Numerosi esempi di progetti realizzati in Europa, Asia, Americhe ci permettono di vedere come l’interfaccia fiume/città può essere trasformata da area di conflitto a occasione di riconversione e integrazione, costruendo sistemi di spazi che trovano così un nuovo equilibrio, a volte instabile, ma in grado di rispettare e adattarsi al respiro del fiume.

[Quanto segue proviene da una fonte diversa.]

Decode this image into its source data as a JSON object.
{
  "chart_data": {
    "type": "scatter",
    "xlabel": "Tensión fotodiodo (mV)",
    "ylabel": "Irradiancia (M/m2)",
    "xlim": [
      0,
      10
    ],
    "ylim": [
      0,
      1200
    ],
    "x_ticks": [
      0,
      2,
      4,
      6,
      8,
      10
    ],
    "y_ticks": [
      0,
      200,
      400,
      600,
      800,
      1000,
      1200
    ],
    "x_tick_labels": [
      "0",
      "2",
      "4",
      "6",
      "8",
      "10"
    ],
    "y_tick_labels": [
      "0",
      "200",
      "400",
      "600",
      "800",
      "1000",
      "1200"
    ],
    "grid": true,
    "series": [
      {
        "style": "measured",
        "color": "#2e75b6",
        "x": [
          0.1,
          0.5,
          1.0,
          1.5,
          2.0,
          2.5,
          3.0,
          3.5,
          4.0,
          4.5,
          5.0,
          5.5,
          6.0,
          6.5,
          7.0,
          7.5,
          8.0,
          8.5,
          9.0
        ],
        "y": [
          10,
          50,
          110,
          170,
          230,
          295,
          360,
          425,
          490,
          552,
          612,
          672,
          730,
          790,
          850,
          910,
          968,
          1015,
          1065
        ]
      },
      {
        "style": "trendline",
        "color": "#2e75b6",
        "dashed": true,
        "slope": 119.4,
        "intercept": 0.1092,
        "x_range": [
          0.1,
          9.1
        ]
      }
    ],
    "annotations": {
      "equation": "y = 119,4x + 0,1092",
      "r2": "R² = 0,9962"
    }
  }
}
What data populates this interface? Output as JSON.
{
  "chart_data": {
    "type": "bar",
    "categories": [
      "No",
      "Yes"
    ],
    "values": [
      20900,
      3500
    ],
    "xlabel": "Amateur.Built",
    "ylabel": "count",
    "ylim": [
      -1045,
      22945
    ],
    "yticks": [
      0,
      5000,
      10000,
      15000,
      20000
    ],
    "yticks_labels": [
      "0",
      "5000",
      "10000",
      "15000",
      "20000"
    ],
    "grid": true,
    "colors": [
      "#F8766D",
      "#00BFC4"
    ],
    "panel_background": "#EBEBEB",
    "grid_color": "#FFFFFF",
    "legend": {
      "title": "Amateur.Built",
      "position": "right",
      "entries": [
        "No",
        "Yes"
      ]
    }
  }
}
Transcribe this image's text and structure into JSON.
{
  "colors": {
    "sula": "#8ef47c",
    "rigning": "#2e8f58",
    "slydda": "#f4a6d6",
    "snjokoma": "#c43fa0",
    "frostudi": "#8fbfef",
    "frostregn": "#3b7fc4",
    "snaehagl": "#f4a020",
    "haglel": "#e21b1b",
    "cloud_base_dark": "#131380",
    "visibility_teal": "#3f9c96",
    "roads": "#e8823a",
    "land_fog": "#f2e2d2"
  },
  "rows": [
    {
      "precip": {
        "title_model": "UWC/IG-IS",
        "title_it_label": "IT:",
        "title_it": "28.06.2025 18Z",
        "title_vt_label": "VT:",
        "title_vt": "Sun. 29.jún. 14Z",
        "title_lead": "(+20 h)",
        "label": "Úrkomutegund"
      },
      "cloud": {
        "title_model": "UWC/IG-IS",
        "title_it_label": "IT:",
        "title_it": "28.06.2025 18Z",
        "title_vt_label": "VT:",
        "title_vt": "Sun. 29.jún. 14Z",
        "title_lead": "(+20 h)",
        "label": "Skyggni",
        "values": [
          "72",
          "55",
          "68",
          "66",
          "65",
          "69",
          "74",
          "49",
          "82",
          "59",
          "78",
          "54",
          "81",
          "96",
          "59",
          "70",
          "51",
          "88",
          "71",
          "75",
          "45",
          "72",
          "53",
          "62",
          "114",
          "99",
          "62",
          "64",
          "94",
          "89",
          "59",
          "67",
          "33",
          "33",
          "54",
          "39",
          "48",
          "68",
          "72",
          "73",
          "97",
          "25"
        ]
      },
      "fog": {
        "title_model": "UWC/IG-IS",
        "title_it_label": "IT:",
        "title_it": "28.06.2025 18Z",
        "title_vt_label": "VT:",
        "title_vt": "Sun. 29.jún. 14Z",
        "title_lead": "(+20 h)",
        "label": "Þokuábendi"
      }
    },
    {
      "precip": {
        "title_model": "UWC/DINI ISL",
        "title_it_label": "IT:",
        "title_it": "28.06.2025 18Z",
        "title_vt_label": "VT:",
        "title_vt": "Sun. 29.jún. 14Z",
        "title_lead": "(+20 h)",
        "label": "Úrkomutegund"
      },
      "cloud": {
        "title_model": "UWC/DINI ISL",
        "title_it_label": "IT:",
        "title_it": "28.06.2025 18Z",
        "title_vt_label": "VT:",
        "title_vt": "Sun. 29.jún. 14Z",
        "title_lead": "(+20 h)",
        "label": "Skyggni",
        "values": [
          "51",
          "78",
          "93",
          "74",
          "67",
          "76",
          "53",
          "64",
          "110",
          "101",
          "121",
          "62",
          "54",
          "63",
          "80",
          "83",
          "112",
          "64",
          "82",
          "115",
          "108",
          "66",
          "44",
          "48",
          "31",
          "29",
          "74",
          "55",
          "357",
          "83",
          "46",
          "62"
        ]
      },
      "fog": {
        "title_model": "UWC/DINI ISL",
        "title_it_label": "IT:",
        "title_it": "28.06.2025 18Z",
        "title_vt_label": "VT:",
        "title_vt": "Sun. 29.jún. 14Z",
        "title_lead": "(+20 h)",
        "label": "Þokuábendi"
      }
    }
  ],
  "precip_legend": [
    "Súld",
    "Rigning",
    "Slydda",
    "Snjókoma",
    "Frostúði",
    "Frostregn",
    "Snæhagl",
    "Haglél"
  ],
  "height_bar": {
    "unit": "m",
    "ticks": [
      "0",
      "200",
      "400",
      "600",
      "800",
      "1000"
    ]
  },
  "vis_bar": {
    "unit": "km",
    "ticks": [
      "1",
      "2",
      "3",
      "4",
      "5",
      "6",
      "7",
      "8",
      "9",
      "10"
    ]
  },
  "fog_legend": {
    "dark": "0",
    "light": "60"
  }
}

Infine, tra i criteri di scelta progettuale e gestione delle trasformazioni urbane, quello dell’applicazione del climate proofing – ovvero del processo di verifica climatica dei progetti infrastrutturali – appare rilevante. Il suo portare attenzione agli obiettivi di neutralità climatica, favorendo efficienza energetica e basse emissioni, e di resilienza climatica, elaborando progetti infrastrutturali in grado di garantire bassa vulnerabilità a lungo termine, ne fa uno strumento rilevante per la promozione di scelte di progetto urbano rispettose dei processi naturali.